Reputation: 207
I new to python. I am trying to create a Spark DataFrame from mongo collections. for that I have selected mongo-spark connector link-> https://github.com/mongodb/mongo-spark
I dont how to use this jar/git repo into my python standalone script. I wish to know how can clone the repository so that i can use it in standalone pyspark script on Windows
Upvotes: 1
Views: 5279
Reputation:
Check the code below let me know if it helps
hadoop2.7$ mongod --version
db version v3.6.8
hadoop2.7$ bin/pyspark --packages org.mongodb.spark:mongo-spark-connector_2.11:2.2.0
https://github.com/mak705/Spark_NoSql_Connector/blob/master/Mongo_Spark.ipynb
Upvotes: 0
Reputation: 206
For anyone still struggling with this. What worked for me in the end was the following configuration (Setting up or configuring your mongo-spark-connector):
MongoDb version 3.4.14; Spark version 2.2.1; Scala version 2.11.8;
Jars:
mongo-spark-connector_2.11-2.2.1.jar, mongodb-driver-core-3.4.2.jar, mongo-java-driver-3.4.2.jar, bson-3.4.2.jar,
Using the correct Spark, Scala versions with the correct mongo-spark-connector jar version is obviously key here including all the correct versions of the mongodb-driver-core, bson and mongo-java-driver jars.

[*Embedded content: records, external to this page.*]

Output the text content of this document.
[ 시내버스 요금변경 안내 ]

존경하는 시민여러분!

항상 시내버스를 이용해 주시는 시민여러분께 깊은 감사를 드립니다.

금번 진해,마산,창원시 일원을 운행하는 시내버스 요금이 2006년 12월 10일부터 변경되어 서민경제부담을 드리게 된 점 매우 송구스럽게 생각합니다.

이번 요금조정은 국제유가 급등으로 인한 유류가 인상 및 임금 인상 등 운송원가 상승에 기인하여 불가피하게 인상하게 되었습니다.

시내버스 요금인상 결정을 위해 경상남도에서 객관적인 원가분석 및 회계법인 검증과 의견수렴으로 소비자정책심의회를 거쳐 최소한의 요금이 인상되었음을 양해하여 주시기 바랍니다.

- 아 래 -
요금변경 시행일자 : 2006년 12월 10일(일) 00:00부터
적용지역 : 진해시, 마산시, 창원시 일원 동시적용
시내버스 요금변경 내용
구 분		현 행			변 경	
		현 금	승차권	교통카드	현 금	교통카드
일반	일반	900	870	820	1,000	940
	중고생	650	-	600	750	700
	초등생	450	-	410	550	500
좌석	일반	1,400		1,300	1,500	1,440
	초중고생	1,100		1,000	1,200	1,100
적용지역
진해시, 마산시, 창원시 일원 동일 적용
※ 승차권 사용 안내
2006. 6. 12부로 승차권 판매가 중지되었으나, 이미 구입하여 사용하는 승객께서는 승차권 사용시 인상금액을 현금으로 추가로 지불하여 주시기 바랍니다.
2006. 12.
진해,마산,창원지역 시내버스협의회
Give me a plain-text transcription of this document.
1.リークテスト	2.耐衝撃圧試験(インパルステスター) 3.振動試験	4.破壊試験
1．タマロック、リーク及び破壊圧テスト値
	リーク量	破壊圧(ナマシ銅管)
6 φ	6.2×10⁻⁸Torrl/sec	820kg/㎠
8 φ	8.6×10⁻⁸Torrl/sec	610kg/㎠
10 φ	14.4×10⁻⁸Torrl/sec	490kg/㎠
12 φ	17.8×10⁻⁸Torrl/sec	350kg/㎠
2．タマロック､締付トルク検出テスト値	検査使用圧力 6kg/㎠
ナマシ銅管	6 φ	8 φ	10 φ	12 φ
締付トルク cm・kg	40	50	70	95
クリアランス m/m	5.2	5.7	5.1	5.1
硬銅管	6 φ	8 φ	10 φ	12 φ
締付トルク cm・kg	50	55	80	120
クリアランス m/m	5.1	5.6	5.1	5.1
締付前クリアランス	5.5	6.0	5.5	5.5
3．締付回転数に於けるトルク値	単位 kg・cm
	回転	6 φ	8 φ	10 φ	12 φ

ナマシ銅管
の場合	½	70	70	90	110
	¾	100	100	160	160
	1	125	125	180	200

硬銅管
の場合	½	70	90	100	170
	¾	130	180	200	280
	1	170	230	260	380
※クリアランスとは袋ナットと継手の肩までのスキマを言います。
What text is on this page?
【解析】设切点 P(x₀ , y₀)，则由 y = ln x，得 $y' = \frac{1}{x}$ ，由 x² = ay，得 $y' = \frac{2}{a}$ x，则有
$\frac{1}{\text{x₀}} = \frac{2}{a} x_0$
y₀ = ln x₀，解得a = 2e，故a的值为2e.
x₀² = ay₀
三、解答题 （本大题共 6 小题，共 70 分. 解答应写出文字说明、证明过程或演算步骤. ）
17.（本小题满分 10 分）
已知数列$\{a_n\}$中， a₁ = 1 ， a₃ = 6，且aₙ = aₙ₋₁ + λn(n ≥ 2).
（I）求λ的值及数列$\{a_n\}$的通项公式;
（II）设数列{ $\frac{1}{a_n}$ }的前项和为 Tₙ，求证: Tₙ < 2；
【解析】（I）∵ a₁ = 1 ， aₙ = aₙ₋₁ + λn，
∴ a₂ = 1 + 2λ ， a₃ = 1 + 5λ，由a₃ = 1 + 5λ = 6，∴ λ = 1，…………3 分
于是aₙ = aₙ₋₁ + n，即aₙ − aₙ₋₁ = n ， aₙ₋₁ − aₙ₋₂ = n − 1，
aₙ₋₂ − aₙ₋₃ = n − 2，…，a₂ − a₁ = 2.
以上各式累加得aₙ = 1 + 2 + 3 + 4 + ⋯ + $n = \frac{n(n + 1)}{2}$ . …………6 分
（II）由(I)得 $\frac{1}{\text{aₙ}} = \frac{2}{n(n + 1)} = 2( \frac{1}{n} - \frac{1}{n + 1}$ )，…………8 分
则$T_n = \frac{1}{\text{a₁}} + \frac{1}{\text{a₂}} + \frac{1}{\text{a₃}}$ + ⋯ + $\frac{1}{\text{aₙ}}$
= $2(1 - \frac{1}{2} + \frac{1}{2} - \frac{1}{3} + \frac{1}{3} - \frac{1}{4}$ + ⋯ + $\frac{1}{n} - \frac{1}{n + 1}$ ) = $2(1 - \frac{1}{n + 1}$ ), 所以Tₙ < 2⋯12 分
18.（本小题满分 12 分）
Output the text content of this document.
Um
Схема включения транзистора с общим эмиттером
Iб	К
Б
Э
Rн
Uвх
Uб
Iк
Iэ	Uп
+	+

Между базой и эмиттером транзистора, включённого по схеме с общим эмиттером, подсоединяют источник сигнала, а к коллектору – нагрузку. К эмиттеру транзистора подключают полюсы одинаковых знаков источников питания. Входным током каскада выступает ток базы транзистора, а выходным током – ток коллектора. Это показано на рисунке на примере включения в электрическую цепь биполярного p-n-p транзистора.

I had to inspect the pom.xml on Maven Central of the version of mongo-spark-connector I needed to see which version of mongo-java-driver I needed and then downloaded the corresponding mongodb-driver-core and bson jars subsequently.
Finally test: Scala
spark-shell --conf "spark.mongodb.input.uri=mongodb://<username>:<password>@<server>/<database>.<collection>?readPreference=primaryPreferred" --conf "spark.mongodb.output.uri=mongodb://mongodb://<username>:<password>@<server>/<database>.<collection>" --jars <path to jar>/mongo-spark-connector_2.11-2.2.1.jar,<path to jar>/mongodb-driver-core-3.4.2.jar,<path to jar>/bson-3.4.2.jar,<path to jar>/mongo-java-driver-3.4.2.jar
scala> import com.mongodb.spark._
import com.mongodb.spark._
scala> val rdd = MongoSpark.load(sc)
println(rdd.count)
test pyspark: Example using aggregate pipeline
pyspark --jars <path to jar>/mongo-spark-connector_2.11-2.2.1.jar,<path to jar>/mongodb-driver-core-3.4.2.jar,<path to jar>/bson-3.4.2.jar,<path to jar>/mongo-java-driver-3.4.2.jar
In [1]: stage1="{'$match':{'_id':ObjectId('<SOME UID>')}}"
In [2]: df=spark.read.format("com.mongodb.spark.sql.DefaultSource").option("uri","mongodb://<username>:<password>@<server><database>.<collection>").option("pipeline",stage1).load()
In [3]: df.printSchema()
Upvotes: 4